It may be too soon to tell, but there are some signs that Asia will implement SOA more rapidly than America will. As Actional CEO Tom Ryan told us this week, "We are seeing a growing increase in activity and acquisition and implementations of SOA in the Asia-Pacific -- almost outpacing what's going on here in the U.S. in some ways."
Actional, a provider of SOA enablement solutions, has landed clients in Hong Kong (see previous piece), Singapore, Australia and expects to announce an array of others in the coming year.
This trend doesnt seem to fit the usual enterprise technology adoption pattern where Asia lags the U.S. by as much as 18-24 months (and EMEA lags by 12-18 months). That may be related to Asia not embracing enterprise application integration (EAI).

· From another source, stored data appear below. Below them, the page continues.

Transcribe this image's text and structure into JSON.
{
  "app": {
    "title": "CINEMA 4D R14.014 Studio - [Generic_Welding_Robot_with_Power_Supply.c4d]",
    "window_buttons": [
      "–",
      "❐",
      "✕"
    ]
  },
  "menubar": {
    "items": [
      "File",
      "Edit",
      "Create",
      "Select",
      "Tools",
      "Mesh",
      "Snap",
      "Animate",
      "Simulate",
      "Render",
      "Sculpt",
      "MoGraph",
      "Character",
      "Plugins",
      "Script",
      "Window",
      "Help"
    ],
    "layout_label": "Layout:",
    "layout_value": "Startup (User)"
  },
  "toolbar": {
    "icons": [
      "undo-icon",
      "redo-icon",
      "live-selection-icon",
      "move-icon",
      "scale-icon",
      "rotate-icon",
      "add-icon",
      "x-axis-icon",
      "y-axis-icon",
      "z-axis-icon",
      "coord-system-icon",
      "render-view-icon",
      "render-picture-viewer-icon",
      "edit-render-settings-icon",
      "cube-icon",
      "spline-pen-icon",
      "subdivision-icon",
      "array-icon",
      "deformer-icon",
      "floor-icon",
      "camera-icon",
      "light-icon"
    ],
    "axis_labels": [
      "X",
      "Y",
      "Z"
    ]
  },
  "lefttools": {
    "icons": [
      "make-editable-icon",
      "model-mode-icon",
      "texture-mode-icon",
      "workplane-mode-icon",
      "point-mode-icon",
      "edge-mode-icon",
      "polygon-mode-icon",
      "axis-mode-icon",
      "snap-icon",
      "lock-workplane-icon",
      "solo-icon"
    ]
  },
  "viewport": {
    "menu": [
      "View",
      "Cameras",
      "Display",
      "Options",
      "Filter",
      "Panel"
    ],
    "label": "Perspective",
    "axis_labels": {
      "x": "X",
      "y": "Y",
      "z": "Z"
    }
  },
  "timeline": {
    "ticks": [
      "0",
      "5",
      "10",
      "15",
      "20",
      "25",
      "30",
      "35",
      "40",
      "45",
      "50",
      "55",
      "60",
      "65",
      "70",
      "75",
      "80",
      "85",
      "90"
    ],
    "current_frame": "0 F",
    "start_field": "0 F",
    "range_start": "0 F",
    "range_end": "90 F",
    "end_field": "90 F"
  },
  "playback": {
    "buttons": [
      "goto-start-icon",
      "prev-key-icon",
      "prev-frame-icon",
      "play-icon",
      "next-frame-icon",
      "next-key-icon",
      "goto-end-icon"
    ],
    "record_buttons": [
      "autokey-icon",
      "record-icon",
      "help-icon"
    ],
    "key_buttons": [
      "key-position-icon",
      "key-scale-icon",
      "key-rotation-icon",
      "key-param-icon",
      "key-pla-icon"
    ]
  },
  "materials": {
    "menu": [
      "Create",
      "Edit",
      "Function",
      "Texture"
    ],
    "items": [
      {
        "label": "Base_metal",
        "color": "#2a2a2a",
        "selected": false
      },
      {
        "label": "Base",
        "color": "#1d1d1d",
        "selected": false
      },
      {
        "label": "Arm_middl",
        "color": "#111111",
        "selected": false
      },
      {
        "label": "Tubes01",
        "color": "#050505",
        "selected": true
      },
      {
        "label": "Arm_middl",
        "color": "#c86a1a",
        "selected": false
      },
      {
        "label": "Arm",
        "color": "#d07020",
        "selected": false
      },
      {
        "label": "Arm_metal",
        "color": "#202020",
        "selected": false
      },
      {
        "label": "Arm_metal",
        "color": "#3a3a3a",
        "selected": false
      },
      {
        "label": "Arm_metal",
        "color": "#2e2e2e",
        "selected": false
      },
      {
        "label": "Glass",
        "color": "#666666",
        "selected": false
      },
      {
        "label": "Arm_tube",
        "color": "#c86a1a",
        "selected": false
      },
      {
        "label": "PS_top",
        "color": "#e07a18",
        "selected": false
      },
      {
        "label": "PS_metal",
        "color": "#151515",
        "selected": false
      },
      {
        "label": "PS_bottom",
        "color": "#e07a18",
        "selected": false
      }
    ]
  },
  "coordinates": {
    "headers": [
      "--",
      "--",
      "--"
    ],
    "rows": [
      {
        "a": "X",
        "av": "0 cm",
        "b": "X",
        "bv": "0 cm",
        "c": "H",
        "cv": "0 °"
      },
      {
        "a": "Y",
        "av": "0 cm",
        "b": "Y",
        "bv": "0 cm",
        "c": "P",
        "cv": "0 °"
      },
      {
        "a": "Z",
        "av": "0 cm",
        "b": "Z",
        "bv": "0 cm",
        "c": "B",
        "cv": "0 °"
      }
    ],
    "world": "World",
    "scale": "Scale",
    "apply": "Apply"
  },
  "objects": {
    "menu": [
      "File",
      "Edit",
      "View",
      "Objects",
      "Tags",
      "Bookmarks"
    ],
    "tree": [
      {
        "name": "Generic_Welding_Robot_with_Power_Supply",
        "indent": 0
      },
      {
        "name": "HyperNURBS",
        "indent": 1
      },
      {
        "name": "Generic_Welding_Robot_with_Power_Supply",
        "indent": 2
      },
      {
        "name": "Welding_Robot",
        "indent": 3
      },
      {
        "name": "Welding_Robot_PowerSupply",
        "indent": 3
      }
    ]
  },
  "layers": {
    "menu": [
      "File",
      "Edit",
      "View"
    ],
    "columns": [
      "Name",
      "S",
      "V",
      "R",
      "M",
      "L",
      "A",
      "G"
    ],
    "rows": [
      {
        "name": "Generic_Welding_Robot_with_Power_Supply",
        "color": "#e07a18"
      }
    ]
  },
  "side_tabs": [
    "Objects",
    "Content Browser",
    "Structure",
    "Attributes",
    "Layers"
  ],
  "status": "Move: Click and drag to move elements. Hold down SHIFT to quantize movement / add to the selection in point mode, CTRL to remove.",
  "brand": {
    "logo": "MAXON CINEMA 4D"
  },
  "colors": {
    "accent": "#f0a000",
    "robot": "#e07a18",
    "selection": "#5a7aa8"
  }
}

Ryan thinks that companies in the U.S. are still trying to generate a meaningful return on their heavy EAI middleware investments and are reluctant to abandon it if it means losing face. "What we are finding is that because Asia-Pac didn't really embrace EAI, they are actually better positioned to leap frog that technology and take advantage of SOA," contends Ryan.
Its a lot like the rapid uptake of wireless technologies in regions such as Asia and Eastern Europe where wireline technology was not deeply established. "I think we are seeing some of those same dynamics exhibit themselves in SOA," says Ryan. "It's pretty interesting and it has kind of changed our business perspective. Where normally we would wait to build out those regions and scale those regions relative to what we are doing in the U.S., we are actually going to change our approach and probably look for a growing amount of business happening outside of the U.S."